Spider silk conducts heat as well as metals, study finds

Mar 05, 2012
This is one of the golden silk orbweavers spinning webs for Xinwei Wang's research project. Credit: Photo courtesy of the Xinwei Wang research group

Xinwei Wang had a hunch that spider webs were worth a much closer look.

So he ordered eight – Nephila clavipes, golden silk orbweavers – and put them to work eating crickets and spinning webs in the cages he set up in an Iowa State University greenhouse.

Wang, an associate professor of mechanical engineering at Iowa State, studies , the ability of materials to conduct . He's been looking for organic materials that can effectively transfer heat. It's something diamonds, copper and aluminum are very good at; most materials from living things aren't very good at all.

But has some interesting properties: it's very strong, very stretchy, only 4 microns thick (human hair is about 60 microns) and, according to some speculation, could be a good conductor of heat. But nobody had actually tested spider silk for its thermal conductivity.

And so Wang, with partial support from the Army Research Office and the National Science Foundation, decided to try some lab experiments. Xiaopeng Huang, a post-doctoral research associate in mechanical engineering; and Guoqing Liu, a doctoral student in mechanical engineering, helped with the project.

"I think we tried the right material," Wang said of the results.

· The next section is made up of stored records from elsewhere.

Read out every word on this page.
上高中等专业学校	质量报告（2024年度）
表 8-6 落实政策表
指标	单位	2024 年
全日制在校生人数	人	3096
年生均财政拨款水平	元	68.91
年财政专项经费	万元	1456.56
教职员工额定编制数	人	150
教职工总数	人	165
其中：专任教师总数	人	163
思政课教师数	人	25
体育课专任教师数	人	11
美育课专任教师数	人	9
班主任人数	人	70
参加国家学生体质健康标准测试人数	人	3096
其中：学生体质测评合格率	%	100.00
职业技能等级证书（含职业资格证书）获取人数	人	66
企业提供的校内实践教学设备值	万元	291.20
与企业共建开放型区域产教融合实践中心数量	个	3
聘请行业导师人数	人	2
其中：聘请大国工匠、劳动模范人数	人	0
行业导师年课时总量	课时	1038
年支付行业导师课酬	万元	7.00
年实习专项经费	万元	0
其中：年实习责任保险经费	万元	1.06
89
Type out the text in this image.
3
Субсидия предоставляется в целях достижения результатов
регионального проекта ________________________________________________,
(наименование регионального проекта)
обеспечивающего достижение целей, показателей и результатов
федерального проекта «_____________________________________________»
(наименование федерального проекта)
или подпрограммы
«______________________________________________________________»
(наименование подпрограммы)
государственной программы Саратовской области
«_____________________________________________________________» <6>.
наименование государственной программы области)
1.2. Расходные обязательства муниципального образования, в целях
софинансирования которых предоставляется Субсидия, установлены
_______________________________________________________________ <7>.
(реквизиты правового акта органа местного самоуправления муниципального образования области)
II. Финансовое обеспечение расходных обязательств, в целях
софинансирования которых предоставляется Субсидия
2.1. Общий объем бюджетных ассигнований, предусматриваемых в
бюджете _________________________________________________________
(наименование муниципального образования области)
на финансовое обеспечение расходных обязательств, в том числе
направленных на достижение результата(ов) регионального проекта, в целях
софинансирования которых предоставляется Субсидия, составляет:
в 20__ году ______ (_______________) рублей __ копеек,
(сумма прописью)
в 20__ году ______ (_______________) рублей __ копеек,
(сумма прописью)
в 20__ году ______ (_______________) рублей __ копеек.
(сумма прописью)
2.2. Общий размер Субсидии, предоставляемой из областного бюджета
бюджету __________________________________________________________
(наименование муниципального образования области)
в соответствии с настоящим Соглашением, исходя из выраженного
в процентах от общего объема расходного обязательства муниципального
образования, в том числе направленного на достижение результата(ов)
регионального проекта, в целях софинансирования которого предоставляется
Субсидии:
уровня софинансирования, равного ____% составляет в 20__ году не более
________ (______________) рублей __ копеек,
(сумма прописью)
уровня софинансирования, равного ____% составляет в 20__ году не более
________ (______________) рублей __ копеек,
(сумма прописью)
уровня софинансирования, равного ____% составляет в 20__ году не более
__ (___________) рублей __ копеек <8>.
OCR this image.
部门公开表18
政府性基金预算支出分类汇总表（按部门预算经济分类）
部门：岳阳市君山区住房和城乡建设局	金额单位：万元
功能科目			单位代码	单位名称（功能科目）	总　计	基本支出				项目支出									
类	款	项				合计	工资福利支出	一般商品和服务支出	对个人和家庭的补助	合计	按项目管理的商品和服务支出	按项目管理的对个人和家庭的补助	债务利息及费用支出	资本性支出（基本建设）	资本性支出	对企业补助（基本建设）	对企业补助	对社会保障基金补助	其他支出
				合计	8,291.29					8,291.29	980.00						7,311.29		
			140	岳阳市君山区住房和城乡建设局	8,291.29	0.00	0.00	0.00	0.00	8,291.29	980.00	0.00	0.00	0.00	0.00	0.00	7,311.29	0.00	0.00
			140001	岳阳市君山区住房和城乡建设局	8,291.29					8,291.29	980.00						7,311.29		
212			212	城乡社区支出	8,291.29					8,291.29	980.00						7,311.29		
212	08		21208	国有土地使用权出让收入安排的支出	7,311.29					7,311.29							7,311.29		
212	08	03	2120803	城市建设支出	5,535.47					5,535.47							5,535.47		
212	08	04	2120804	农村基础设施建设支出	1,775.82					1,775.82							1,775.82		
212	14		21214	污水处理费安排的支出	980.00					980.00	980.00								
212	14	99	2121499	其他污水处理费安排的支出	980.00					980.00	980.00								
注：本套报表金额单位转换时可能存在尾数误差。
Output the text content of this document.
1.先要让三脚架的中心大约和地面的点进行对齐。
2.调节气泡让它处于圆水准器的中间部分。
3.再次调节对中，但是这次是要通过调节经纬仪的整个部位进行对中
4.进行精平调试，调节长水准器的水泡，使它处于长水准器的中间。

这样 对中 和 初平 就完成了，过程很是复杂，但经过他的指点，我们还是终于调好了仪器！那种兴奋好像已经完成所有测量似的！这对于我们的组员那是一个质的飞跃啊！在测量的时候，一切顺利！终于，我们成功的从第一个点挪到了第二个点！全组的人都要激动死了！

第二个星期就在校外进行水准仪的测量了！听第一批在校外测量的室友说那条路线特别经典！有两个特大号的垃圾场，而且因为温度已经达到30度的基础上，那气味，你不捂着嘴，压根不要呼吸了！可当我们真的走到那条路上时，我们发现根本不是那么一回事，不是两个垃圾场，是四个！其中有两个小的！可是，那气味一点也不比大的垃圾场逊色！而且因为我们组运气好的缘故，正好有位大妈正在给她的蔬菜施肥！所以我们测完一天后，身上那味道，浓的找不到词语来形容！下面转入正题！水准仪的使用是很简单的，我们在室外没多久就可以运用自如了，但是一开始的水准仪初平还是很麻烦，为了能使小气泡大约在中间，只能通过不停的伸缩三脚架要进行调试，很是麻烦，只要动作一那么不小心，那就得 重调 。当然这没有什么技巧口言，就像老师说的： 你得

Xinwei Wang, Guoqing Liu and Xiaopeng Huang, left to right, show the instruments they used to study the thermal conductivity of spider silk. Credit: Photo by Bob Elbert/Iowa State University

What Wang and his research team found was that spider silks – particularly the draglines that anchor webs in place – conduct heat better than most materials, including very good conductors such as silicon, aluminum and pure iron. Spider silk also conducts heat 1,000 times better than woven silkworm silk and 800 times better than other organic tissues.

A paper about the discovery – "New Secrets of Spider Silk: Exceptionally High Thermal Conductivity and its Abnormal Change under Stretching" – has just been published online by the journal Advanced Materials.

"Our discoveries will revolutionize the conventional thought on the low thermal conductivity of biological materials," Wang wrote in the paper.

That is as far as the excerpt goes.